Product Basics
How Cold Mail Server Works
Understand the system model behind Cold Mail Server: what each resource represents, how requests are authenticated, and where to look when delivery quality changes.
Updated April 2026
Before you begin
- Account access
Table of contents
1) What Cold Mail Server actually does
Cold Mail Server is a sending infrastructure layer between your campaign tool and recipient inbox providers.
- Your campaign tool submits SMTP traffic through Cold Mail Server instead of sending directly from your app infrastructure.
- Cold Mail Server enforces domain policy, mailbox identity, and authentication before accepting sends.
- Accepted messages are relayed using your configured sending identity and tracked for delivery outcomes.
- The platform is designed to make sender operations observable: setup state, auth state, and message-level results are all visible in one workspace.
System flow overview
Capture a simple flow diagram or annotated UI showing Sending Tool -> Cold Mail Server -> Recipient MX, with policy and logging callouts.

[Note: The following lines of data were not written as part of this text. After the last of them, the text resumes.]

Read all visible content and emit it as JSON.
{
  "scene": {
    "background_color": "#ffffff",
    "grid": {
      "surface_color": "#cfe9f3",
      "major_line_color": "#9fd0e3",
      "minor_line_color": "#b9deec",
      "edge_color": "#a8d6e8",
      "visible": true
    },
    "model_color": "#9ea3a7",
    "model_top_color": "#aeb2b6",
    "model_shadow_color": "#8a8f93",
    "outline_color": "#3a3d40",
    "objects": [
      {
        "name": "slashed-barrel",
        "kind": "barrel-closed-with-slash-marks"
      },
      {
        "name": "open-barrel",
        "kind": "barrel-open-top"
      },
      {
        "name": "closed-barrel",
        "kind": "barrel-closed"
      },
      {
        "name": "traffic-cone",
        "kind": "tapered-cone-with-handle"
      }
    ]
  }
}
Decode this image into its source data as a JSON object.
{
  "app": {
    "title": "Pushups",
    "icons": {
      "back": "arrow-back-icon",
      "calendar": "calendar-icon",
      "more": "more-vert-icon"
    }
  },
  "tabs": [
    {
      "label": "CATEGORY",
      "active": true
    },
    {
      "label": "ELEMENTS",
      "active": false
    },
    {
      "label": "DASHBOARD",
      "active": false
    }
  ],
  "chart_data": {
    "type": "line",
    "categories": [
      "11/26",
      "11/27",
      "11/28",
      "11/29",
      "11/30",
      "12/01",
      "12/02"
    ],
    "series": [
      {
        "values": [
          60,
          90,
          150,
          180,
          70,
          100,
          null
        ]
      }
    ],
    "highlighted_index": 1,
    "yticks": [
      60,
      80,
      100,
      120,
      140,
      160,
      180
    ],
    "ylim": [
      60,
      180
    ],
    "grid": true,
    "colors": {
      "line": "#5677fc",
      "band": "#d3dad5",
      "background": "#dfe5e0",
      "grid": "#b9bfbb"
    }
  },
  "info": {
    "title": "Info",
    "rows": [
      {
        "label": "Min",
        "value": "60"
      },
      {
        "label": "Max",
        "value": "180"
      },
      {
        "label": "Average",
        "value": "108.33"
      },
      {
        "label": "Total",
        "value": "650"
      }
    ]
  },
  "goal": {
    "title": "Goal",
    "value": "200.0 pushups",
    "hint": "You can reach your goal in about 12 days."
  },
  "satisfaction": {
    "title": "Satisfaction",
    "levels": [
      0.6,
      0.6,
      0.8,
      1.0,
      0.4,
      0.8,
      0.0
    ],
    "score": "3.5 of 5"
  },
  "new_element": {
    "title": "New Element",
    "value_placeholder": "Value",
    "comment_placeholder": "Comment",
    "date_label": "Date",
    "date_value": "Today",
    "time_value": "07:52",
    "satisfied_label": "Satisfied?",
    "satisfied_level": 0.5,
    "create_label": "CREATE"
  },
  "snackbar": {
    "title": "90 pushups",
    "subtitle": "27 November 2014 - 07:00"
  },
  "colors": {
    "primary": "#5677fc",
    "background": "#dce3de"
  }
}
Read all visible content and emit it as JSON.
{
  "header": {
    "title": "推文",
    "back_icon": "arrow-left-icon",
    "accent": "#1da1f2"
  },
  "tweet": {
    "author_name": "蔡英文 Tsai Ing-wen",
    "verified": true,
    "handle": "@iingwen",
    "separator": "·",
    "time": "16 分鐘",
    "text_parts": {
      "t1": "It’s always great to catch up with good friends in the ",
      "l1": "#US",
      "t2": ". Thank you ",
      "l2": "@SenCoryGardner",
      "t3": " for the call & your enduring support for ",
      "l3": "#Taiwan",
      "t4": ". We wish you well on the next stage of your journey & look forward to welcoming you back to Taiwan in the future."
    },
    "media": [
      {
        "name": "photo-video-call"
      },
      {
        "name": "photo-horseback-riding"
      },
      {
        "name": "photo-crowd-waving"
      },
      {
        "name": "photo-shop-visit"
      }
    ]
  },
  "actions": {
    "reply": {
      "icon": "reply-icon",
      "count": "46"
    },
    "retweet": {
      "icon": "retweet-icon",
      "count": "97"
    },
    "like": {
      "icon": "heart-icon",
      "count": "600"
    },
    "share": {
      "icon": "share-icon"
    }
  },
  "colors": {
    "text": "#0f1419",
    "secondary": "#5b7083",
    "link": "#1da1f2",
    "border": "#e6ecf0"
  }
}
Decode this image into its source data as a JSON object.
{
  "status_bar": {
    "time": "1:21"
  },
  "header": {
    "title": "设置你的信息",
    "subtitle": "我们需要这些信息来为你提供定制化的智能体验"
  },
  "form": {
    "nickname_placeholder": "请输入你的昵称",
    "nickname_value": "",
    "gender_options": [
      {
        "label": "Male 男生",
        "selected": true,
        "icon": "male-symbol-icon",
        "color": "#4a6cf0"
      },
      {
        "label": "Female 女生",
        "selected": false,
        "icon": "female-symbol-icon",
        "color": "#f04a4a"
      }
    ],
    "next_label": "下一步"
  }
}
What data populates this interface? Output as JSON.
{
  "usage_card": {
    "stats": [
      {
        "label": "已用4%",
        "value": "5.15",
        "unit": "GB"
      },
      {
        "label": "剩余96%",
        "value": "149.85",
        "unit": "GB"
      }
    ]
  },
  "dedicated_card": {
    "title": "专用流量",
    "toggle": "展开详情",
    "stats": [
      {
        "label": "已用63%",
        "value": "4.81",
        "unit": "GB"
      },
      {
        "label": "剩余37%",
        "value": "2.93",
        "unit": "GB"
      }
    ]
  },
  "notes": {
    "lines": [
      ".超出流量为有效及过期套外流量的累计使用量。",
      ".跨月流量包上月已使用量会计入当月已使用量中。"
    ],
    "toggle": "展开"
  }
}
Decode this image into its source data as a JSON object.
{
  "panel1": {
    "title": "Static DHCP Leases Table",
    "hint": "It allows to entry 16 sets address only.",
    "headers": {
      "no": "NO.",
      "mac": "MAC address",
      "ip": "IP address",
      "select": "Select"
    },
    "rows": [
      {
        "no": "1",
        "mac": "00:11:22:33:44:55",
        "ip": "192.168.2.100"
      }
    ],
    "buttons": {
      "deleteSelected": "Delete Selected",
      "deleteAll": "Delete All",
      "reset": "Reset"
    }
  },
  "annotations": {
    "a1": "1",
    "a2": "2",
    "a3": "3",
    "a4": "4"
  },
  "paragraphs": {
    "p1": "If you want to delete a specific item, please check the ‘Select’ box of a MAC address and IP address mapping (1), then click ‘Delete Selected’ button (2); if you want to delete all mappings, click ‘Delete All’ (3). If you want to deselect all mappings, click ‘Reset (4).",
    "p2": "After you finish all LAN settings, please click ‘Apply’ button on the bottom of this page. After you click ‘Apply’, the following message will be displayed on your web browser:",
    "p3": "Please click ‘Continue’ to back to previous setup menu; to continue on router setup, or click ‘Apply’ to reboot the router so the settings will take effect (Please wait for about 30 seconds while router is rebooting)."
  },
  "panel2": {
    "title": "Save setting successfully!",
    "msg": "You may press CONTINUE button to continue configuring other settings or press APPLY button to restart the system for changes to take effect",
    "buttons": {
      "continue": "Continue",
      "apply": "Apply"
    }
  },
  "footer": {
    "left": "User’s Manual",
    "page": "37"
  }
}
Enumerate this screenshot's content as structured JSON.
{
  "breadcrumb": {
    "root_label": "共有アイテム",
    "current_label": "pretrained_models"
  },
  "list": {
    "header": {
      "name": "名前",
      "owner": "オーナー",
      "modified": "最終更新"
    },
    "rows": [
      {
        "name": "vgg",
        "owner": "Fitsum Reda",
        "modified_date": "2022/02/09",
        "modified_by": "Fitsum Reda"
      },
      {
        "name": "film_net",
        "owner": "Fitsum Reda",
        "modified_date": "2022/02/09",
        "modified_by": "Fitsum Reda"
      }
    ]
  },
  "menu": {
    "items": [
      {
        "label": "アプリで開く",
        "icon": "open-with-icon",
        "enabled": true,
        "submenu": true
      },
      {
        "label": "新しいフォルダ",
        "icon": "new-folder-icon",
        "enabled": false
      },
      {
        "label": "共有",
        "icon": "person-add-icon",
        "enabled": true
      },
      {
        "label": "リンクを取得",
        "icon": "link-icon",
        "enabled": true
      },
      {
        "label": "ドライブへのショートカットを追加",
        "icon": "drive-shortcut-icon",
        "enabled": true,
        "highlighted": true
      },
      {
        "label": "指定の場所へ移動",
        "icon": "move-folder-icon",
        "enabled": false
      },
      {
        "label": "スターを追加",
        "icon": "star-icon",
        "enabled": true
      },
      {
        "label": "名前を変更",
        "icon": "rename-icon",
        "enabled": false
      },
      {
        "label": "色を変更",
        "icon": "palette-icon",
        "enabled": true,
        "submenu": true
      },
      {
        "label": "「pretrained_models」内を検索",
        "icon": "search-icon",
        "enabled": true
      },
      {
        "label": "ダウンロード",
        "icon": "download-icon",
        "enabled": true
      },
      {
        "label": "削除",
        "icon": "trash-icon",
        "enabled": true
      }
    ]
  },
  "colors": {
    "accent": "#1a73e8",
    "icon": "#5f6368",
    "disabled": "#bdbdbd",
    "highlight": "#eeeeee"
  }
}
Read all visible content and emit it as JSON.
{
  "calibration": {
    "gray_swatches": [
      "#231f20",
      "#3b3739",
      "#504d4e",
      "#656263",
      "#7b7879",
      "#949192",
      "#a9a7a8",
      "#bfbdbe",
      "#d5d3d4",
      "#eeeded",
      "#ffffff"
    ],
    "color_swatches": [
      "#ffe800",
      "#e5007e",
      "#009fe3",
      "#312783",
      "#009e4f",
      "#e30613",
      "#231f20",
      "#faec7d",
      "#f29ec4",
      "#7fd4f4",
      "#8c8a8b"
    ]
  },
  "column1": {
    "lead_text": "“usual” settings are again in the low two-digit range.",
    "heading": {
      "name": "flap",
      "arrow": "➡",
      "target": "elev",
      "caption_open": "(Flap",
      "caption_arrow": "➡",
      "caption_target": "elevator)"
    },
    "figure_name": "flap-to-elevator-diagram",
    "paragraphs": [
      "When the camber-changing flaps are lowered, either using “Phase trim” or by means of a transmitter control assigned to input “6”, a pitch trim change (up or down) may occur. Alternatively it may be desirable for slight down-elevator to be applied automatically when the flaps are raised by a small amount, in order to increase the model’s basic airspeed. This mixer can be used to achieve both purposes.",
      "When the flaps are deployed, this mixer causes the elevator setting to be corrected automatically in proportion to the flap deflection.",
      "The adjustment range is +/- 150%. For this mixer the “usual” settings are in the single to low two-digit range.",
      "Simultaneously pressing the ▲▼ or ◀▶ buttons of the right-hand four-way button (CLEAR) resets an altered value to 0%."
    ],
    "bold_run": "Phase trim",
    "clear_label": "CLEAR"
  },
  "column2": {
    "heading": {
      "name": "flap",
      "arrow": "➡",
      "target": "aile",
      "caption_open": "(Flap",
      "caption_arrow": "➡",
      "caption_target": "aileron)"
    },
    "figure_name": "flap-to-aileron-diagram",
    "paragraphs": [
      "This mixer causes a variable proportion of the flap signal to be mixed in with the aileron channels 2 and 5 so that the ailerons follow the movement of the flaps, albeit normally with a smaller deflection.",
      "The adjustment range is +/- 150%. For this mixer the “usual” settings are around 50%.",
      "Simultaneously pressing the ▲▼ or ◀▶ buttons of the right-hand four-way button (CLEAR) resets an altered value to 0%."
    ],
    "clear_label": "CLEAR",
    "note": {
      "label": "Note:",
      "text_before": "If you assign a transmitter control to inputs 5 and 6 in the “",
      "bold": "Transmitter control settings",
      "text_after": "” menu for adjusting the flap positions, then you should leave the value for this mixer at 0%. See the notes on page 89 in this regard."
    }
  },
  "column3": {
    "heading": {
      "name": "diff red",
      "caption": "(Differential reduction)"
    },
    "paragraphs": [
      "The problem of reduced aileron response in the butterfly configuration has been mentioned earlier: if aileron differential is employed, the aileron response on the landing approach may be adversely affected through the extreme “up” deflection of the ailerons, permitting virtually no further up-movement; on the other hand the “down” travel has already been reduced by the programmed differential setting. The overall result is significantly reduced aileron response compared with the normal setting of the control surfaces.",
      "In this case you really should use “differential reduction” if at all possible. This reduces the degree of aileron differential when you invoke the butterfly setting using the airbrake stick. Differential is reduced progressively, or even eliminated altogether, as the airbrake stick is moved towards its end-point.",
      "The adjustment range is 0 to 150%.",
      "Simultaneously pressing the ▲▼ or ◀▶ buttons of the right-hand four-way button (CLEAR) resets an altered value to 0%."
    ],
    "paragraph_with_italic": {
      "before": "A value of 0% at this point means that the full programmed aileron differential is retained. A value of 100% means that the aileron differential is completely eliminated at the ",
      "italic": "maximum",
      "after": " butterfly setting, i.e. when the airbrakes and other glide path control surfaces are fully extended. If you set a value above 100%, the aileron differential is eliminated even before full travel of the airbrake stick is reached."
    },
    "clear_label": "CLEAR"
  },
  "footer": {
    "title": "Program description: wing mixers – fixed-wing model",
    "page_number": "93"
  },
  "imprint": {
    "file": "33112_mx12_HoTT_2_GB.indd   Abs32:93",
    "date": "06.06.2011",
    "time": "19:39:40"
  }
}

2) The resource model: what each object is for
The platform uses a layered model so each object has a clear responsibility.
- Domain: trust boundary and policy container. DNS authentication and send limits live here.
- Mailbox: sender identity under a domain, usually aligned to a persona, team, or campaign lane.
- Auth Key: credential bound to one mailbox. It authorizes tools without exposing broader account access.
- Email Log Entry: immutable event record used for troubleshooting and trend analysis.
- Workspace: collaboration boundary for teammates, visibility, and ownership.
Resource hierarchy
Capture a hierarchy view: Workspace -> Domains -> Mailboxes -> Auth Keys, with one-line definitions overlaid.

3) How an outbound message is processed
Understanding the message path helps you debug faster and make safer changes.
- Step 1: your sending tool authenticates with mailbox credentials (username + mailbox auth key).
- Step 2: Cold Mail Server validates mailbox state, domain verification, and policy controls.
- Step 3: if accepted, the message is relayed and logged with status events for follow-up.
- Step 4: you use Email Logs and domain/mailbox signals to decide whether to scale, pause, or adjust.
Message lifecycle
Capture one message example from credentials validation to final status in Email Logs.

4) Why this structure improves reliability
The model separates concerns so issues are easier to isolate.
- Credential issues stay mailbox-scoped instead of affecting an entire workspace.
- Policy changes (like limits) can be managed at the domain level without rotating every credential.
- Operational visibility is centralized, so teams can diagnose problems from logs instead of guesswork.
- A clear boundary between identity, auth, and policy lowers blast radius during incidents.
Reliability controls map
Capture UI panels for domain limits, mailbox status, and auth key status to show separated controls.